Bu nedenle rejimin adını değiştiren kanun yoklamasız oylandığından, oylamaya kaç kişinin katıldığı, dolayısıyla kaç kişinin oyuyla rejimin ‘cumhuriyet’ olduğu da bilinmiyor. Ancak oylamaya katılan milletvekillerinin sayısı, cumhurbaşkanı seçiminde açıklanmıştır. Nitekim oturumu yöneten İsmet Bey, sonucu şöyle açıklamıştır: “Türkiye Cumhuriyeti için yapılan intihapta reye iştirak eden azanın adedi, 158’dir. 158 aza, müttefiken Ankara mebusu Gazi Mustafa Kemal Paşa Hazretleri’ni Cumhuriyet Riyaseti’ne intihap etmişlerdir.”
Bu sayı, rejimin adını koyan kanunun oylamasına katılanların da sayısı olmalıdır. Ancak İsmet Bey, ‘çekimser’ veya ‘ret’ oyu verenlerden söz etmediği için Mustafa Kemal’in oy verip vermediği belirtilmemiştir. Ancak Şevket Süreyya Aydemir, Tek Adam (c.III) adlı eserinde “159 kişi oya katılmış ve 158 oyla Gazi Mustafa Kemal, oybirliğiyle Türkiye Reisicumhurluğu’na seçilmişti. Çekimser kalan tek oy, Mustafa Kemal’in oyu idi”[2] diyerek, bu garabeti gidermeye çalışmıştır. Ama asıl garabet, Cumhuriyet’in ilanı oylamasına, TBMM’nin 320 üyesinden sadece 158 veya 159’unun katılmasıydı. Meclis’in tüm üyelerinin bizzat Mustafa Kemal tarafından seçilmiş olduğu düşünülünce, fire büyüktü.[3] Böylece Cumhuriyet, 29 Ekim 1923’te Meclis’te bulunanların işari oylarıyla kabul edilmiştir. Bu karardan 15 dakika sonra ise Cumhurbaşkanı seçimine geçilmiş ve Mustafa Kemal, yine aynı kişilerin oylarıyla Cumhurbaşkanı seçilmiştir.

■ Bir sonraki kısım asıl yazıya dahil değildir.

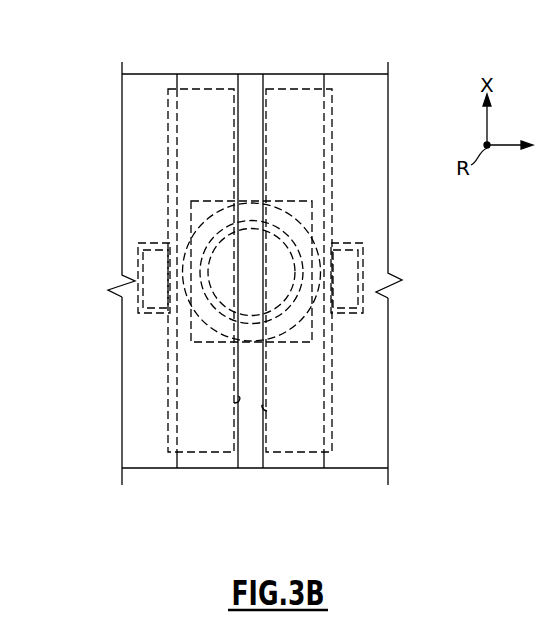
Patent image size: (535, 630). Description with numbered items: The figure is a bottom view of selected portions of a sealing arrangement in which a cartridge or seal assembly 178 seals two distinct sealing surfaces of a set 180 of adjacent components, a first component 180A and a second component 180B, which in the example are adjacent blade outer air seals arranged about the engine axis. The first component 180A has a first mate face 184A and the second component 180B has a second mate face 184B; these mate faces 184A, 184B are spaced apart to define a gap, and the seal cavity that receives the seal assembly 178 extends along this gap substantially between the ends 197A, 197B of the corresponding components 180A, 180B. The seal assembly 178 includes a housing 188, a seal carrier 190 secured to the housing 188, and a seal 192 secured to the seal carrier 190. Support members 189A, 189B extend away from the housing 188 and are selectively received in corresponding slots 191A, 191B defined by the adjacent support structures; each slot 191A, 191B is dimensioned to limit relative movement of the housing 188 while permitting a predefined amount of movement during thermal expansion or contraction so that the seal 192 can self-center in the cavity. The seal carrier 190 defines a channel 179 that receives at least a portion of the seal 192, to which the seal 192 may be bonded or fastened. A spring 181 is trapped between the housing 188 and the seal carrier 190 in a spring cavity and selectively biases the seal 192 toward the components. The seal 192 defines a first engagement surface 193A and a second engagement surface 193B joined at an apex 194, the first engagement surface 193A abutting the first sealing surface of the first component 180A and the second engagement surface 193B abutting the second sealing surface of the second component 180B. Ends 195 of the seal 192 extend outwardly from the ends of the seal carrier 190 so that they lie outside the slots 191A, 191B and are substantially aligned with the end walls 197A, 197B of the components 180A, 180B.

The set of adjacent components 180 is at (95, 88).
The seal assembly 178 is at (141, 152).
The channel 179 is at (322, 110).
The seal carrier 190 is at (336, 150).
The housing 188 is at (312, 220).
The spring 181 is at (213, 293).
The first mate face 184A is at (234, 403).
The second mate face 184B is at (267, 411).
The first component 180A is at (135, 441).
The second component 180B is at (375, 447).
The first support member 189A is at (144, 250).
The second support member 189B is at (352, 250).
The first slot 191A is at (138, 296).
The second slot 191B is at (362, 298).
The seal 192 is at (198, 78).
The first engagement surface 193A is at (218, 89).
The second engagement surface 193B is at (296, 82).
The apex 194 is at (258, 78).
The ends of the seal 195 is at (280, 74).
The first end wall 197A is at (143, 74).
The second end wall 197B is at (383, 74).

Cumhuriyet ilan edilirken meclisin toplam üye sayısı konusunda farklı görüşler ve rakamlar verilmiştir. Mahmut Goloğlu’na göre Meclis, 287 milletvekilinden oluşuyordu. Dursun Gök ise “İkinci Türkiye Büyük Millet Meclisi Dönemi (1923-1927)” isimli çalışmasında Meclis’e seçilenlerin 287 kişi olduğunu belirledikten sonra istifa ve yeniden seçilmelerle bu sayının 314’e kadar çıktığını açıklamakta, ancak hemen ardından II. TBMM mebuslarının mesleki dökümünde Mehmet Turhan’ın “Siyasal Elitler” kitabından yaptığı alıntı ile bu oranı 333 olarak göstermektedir. Peki, diğer milletvekilleri neredeydi?[4]
Tarık Zafer Tunaya da ‘Cumhuriyet böyle bir siyasi iklim içinde, TBMM’nin 158 üyenin ittifakı ile tamsayı 286’dır. Kabul ve ilan edilmiştir’ (…)[5] demiştir.

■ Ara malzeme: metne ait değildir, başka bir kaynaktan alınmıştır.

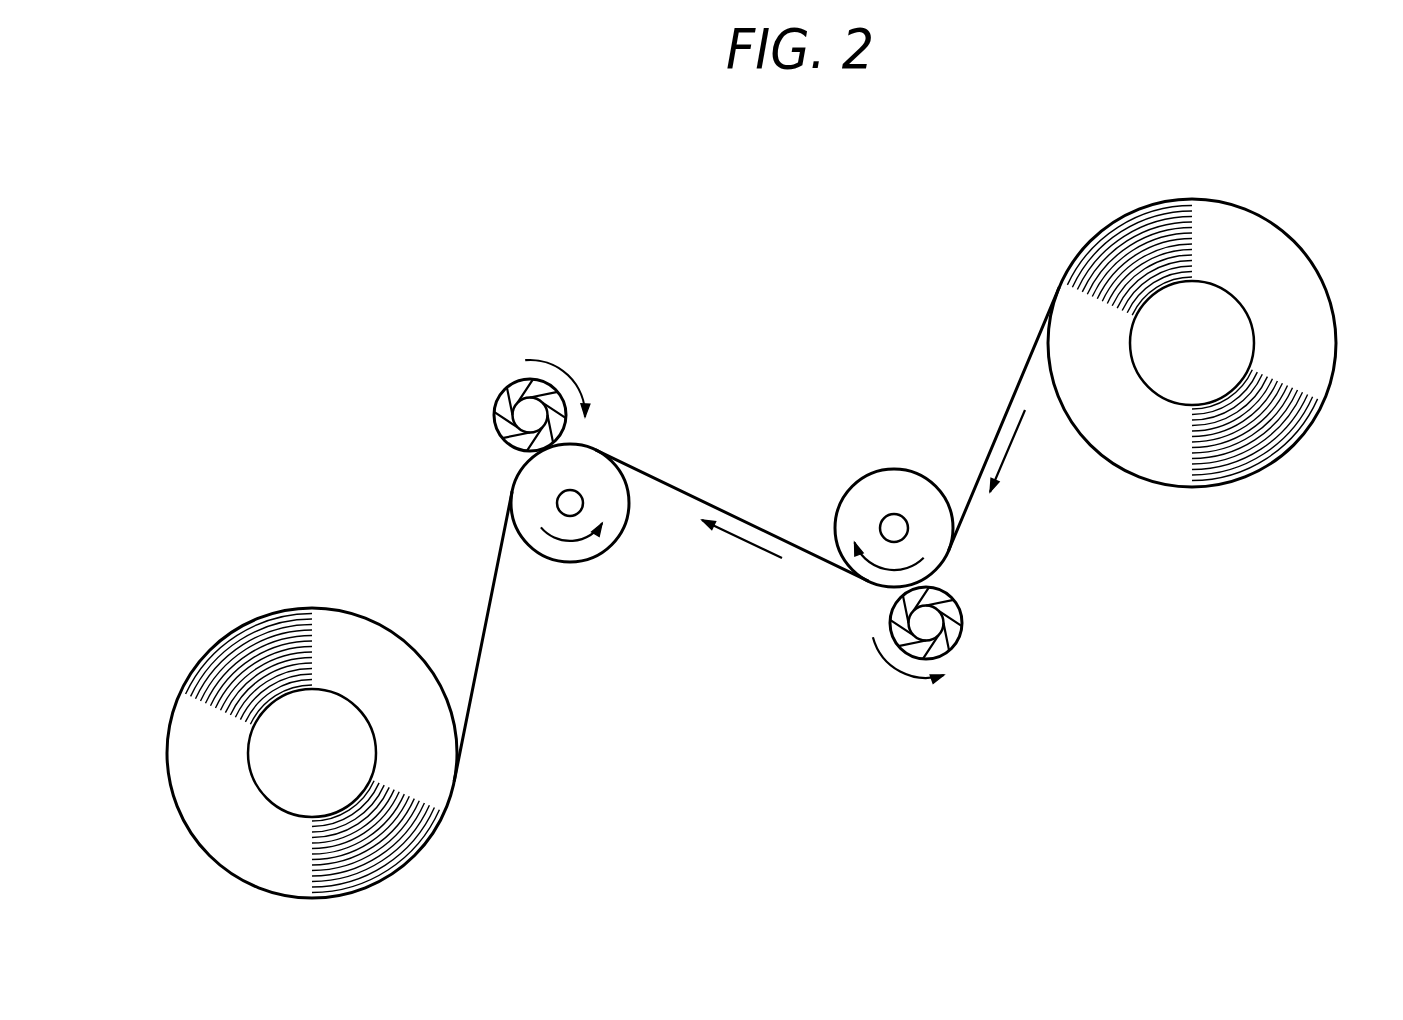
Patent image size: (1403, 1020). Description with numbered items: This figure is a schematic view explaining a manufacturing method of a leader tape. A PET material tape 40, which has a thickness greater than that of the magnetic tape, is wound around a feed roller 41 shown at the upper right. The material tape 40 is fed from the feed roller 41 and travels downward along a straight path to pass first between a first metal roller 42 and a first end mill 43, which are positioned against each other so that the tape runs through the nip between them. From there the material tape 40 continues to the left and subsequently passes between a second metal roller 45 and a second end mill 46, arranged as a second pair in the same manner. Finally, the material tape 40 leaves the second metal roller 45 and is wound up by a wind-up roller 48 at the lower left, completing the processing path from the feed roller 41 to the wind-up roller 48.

The PET material tape 40 is at (1018, 379).
The feed roller 41 is at (1158, 368).
The first metal roller 42 is at (848, 483).
The first end mill 43 is at (958, 650).
The second metal roller 45 is at (588, 550).
The second end mill 46 is at (512, 382).
The wind-up roller 48 is at (318, 700).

Kazım Karabekir ise Mustafa Kemal’in bu tavrı ve sayı ile ilgili şunları söylemiştir; “Mustafa Kemal Paşa, artık muzaffer bir başkumandan sıfatıyla maiyyet kumandanlarına cumhuriyeti dikte ettirmiştir. Dikkate değer mesele, Meclis’in 291 azasından rey esnasında 158’nin bulunuşudur.”[6]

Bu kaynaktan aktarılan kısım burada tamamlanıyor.